その技術を支えているのが人間の手わざ。精密金型の加工の最終仕上げとなる表面を磨く工程は、顕微鏡をのぞきながら、ダイヤモンドの研磨剤をつけた工具を超音波の振動で動かして磨くという、手作業でなければできない細かな仕事だ。
「息を殺しながらの作業で、集中力が必要です。最終的に磨きむらを1000分の1mm以下に抑えなければなりません」と、精密金型を磨く専門家の山本宣之さん。
精密金型は顧客の注文に応じて作られるため、形はさまざまである。

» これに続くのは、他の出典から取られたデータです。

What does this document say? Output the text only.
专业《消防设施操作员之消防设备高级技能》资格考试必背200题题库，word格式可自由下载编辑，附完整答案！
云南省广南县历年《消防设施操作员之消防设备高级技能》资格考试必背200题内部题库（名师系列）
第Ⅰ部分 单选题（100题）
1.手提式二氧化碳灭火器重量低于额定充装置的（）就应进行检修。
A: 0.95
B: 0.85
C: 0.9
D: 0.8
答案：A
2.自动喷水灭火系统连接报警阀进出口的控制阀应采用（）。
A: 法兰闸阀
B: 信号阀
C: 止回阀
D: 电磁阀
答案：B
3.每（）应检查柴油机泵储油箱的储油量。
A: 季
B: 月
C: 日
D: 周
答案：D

磨く際には、金型の形状に対応できるように、いろいろな工具が必要となってくる。工具には、金属の工具だけでなく、竹串や楊枝なども使うというから驚く。金属で磨いた後に残るキズを消す磨き直しには、金属よりやわらかい竹や柳などの素材を用いるほうがうまくいくためだ。こうした特殊な工具を使う方法は、山本さんの先輩たちによって考案され、今に受け継がれている。
技師たちは、指でなぞるだけで1000分の数mmという凹凸がわかる。ハイテク産業の発展には人間の手わざが大きな役割をはたしているのだ。